This morning, Tiffany Thompson posted two sets of photos of her bruised body to Instagram, saying, “Just for every women out there getting abused it’s time to put a stop to it.” She described being thrown across the room by her arms, thrown into walls, and choked to the point she had to grasp for air. She didn’t specifically accuse her boyfriend, rookie Cowboys running back Ezekiel Elliott, of being the person who hit her, but she did tag him in her second post.
Police reports, a 911 call, and responses from Elliott’s camp soon followed. Anyone hoping law enforcement records would provide clarity got the opposite.
At some point, a 911 call came in with a woman saying she wanted an officer to come. She had planned to wait until tomorrow, when her boyfriend left, to report domestic violence but has changed her mind. Her boyfriend has been doing “it” for the past five days.
The first police report had Thompson saying that Elliott beat her, and Elliott saying that her bruises were from a bar fight she got in. Thompson said she had lived with Elliott for three months within the last year; Elliott denied that, but said he did pay for her rent and was a co-signer on her car. The second report, from less than 10 minutes after the first, has Thompson saying she was assaulted in a residential parking lot. One person told police she was in the car at the time and didn’t see Elliott assault Thompson. Three other witnesses told police they were in the parking lot and didn’t see Elliott assault Thompson. Elliott again denied hitting her.
Both police reports end with police referring the case to prosecutors without filing charges themselves. Both police reports say photos were taken, although of what isn’t clear. One says “DV photos”; the other says “photographs of injuries/scene.” Columbus police told me the photos can’t be released because they are investigatory work product in an active case.
Even a typically boring information field drew attention. The first report identifies Elliott as a Cowboys player and Thompson as a “sex slave.” I asked police spokeswoman Denise Alex-Bouzounis why Thompson was listed as that. She told me, “She filled that out. That is what she wrote.” The second report identifies Elliott as a Cowboys player, while giving no job listing for Thompson.
All of this presents a void, within which any number of narratives about what happened between Elliott and Thompson seem plausible. Into the void, ready to complete the “bitches be crazy” narrative for anyone who wants it, jump anonymous NFL sources.
As of publication, these text messages have been reported on, but their actual contents haven’t been published. Meanwhile, former Cowboy Michael Irvin has also jumped in, promising to eventually give us all the truth.
This was followed by a statement from Elliott’s father saying the claims are false and the evidence shows “the real motivation” behind calling the police.

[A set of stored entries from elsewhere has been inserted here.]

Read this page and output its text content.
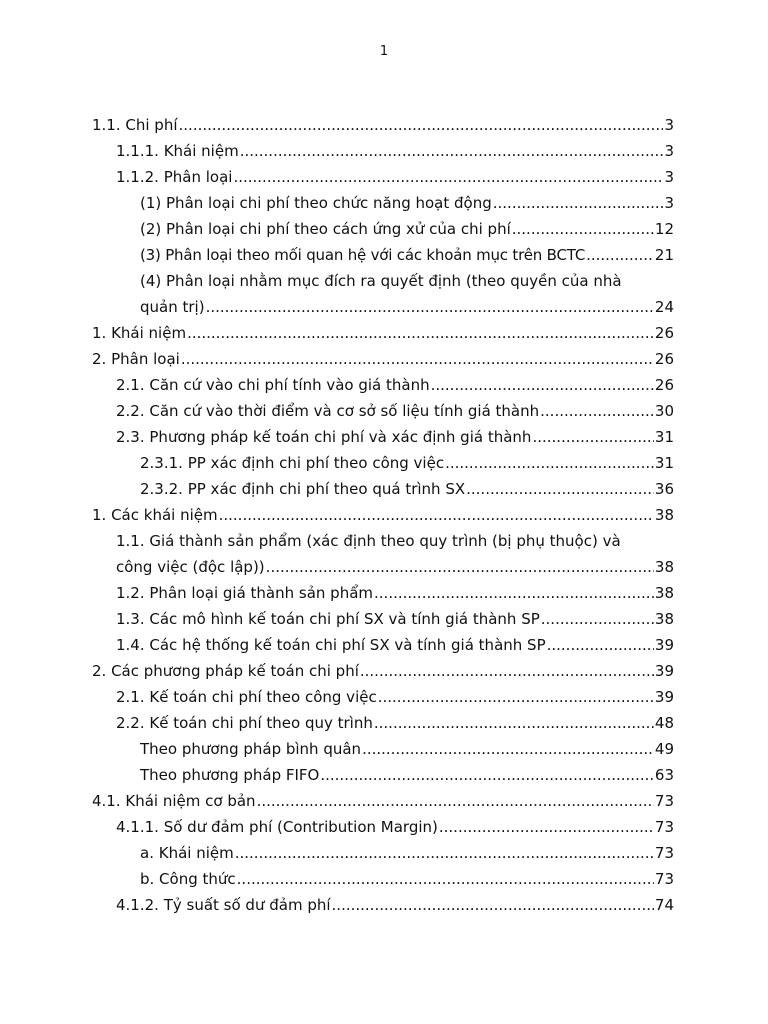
1
1.1. Chi phí .....	3
1.1.1. Khái niệm .....	3
1.1.2. Phân loại .....	3
(1) Phân loại chi phí theo chức năng hoạt động .....	3
(2) Phân loại chi phí theo cách ứng xử của chi phí .....	12
(3) Phân loại theo mối quan hệ với các khoản mục trên BCTC .....	21
(4) Phân loại nhằm mục đích ra quyết định (theo quyền của nhà
quản trị) .....	24
1. Khái niệm .....	26
2. Phân loại .....	26
2.1. Căn cứ vào chi phí tính vào giá thành .....	26
2.2. Căn cứ vào thời điểm và cơ sở số liệu tính giá thành .....	30
2.3. Phương pháp kế toán chi phí và xác định giá thành .....	31
2.3.1. PP xác định chi phí theo công việc .....	31
2.3.2. PP xác định chi phí theo quá trình SX .....	36
1. Các khái niệm .....	38
1.1. Giá thành sản phẩm (xác định theo quy trình (bị phụ thuộc) và
công việc (độc lập)) .....	38
1.2. Phân loại giá thành sản phẩm .....	38
1.3. Các mô hình kế toán chi phí SX và tính giá thành SP .....	38
1.4. Các hệ thống kế toán chi phí SX và tính giá thành SP .....	39
2. Các phương pháp kế toán chi phí .....	39
2.1. Kế toán chi phí theo công việc .....	39
2.2. Kế toán chi phí theo quy trình .....	48
Theo phương pháp bình quân .....	49
Theo phương pháp FIFO .....	63
4.1. Khái niệm cơ bản .....	73
4.1.1. Số dư đảm phí (Contribution Margin) .....	73
a. Khái niệm .....	73
b. Công thức .....	73
4.1.2. Tỷ suất số dư đảm phí .....	74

All of these images, police reports, 911 calls, statements, and reports on what sources say describe an uncomfortable reality, like that within which many cases of domestic violence exist. Elliott might be completely innocent; he might be a victim of blackmail; if he is, he might be being blackmailed (or “set up”) over photos of violence he actually committed:
Whatever the truth is, we don’t yet know. But we do know that there’s no logical inconsistency in contemplating Elliott as, possibly, both perpetrator and victim.
In domestic violence, there are rarely perfect victims and rarely purely evil perpetrators. Anybody expecting to see a perfect monster in Elliott, Greg Hardy, or any person accused of domestic violence will almost certainly be let down. Abusers can be and often are great people to those outside the abusive relationship, harkening back to the reasoning police used for decades to never make domestic violence arrests—it was a “family matter.” And yet domestic violence is such a part of everyday American life that the CDC estimates that one in four women and one in seven men have been the victim of “severe physical violence by an intimate partner.” Lots of nice people also beat the shit out of their loved ones.
Those same impossible standards double back on victims. While pundits expect evil daggers and flames to spout from the eyeballs of every person accused of domestic violence, they leave very little room for the truth: Just as most abusers have their redeeming traits, most victims are imperfect. Yes, the ranks of the victimized include well-off, blonde-haired, doting moms like Nicole Brown Simpson. But they also include the working poor, people trying to beat drug addiction, prostitutes, and people with whom you wouldn’t trust your last $2. The question is, does being less than perfect make them responsible for the violence? Do selfish or even cruel motivations for reporting mean the evidence of violence can be excused?
Nobody knows yet what really happened between Thompson and Elliott except Thompson and Elliott, and neither side has spoken out directly. Elliott will have an advantage in the press—he has an entire Cowboys PR team that will be deeply invested in showing they did not add another Greg Hardy to their roster. Because so much of the evidence in domestic violence cases can go away once a victim refuses to cooperate with the state, I already have images of Cowboys-themed checkbooks in my mind. Thinking about good men doing horrible things and horrible women who are nonetheless very real victims, or any of the many permutations there that involve each party being described along a moral axis that runs from the better to the worse, is complicated. Cutting checks in hopes of making sure no one has to reckon with it? That’s much easier by far.